Dans les amitiés communes, il faut user de prudence et de circonspection. — Qu’on n’aille pas mettre sur ce même rang les amitiés qui se forment communément ; je les connais autant que qui que ce soit, j’en connais même des plus parfaites en leur genre. Mais ce serait se tromper que de confondre les règles de conduite applicables en l’un et l’autre cas.

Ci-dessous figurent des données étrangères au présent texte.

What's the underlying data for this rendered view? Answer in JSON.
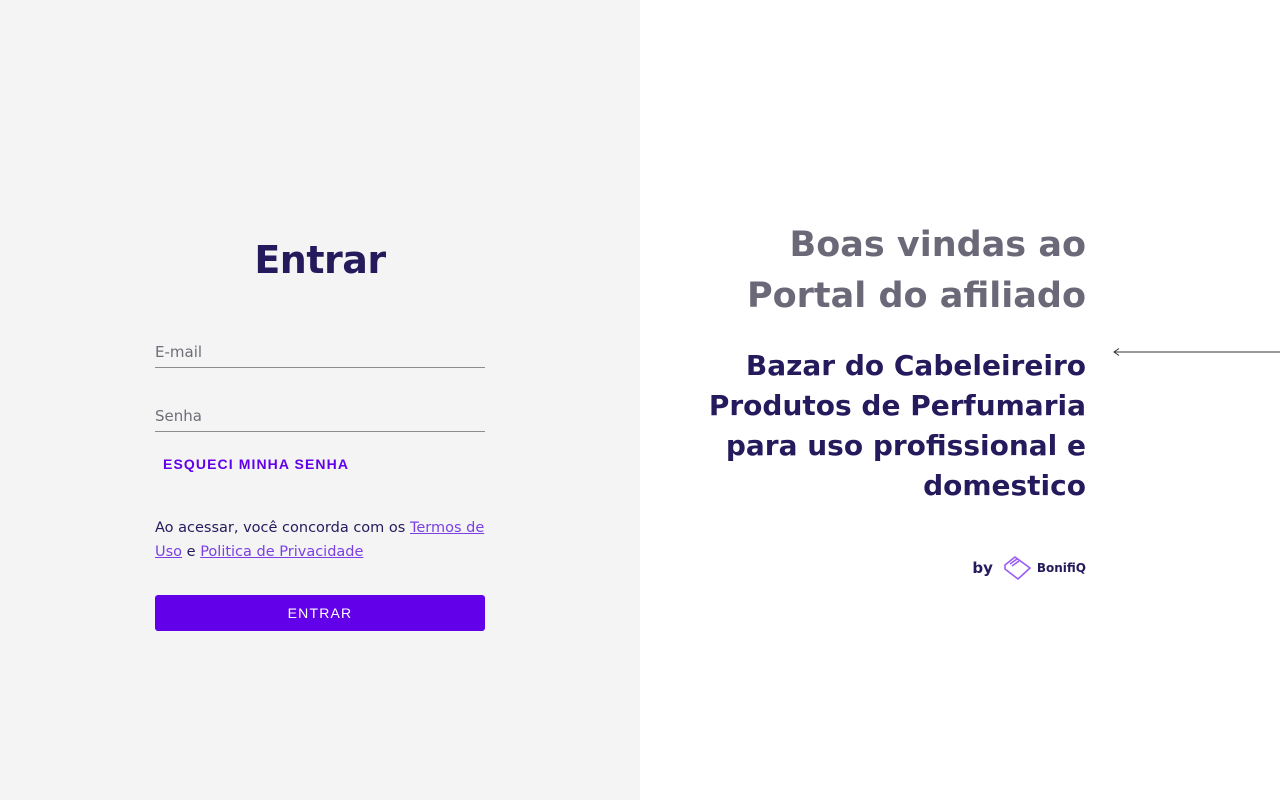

Dans ces amitiés autres, il faut toujours avoir la bride en main et marcher avec prudence et précaution ; le nœud d’assemblage n’est pas d’une solidité telle qu’on ne doive s’en défier. « Aimez-le, disait Chilon, comme si vous deviez un jour le haïr ; haïssez-le, comme si vous deviez un jour en arriver à l’aimer. » Ce principe si abominable dans le cas d’une amitié exclusive et nous possédant tout entier, est salutaire quand il s’agit de ces amitiés qui se contractent dans le courant habituel de la vie et auxquelles s’applique ce mot qui était familier à Aristote : « Ô mes amis ! un ami est une chose qui n’existe pas ! »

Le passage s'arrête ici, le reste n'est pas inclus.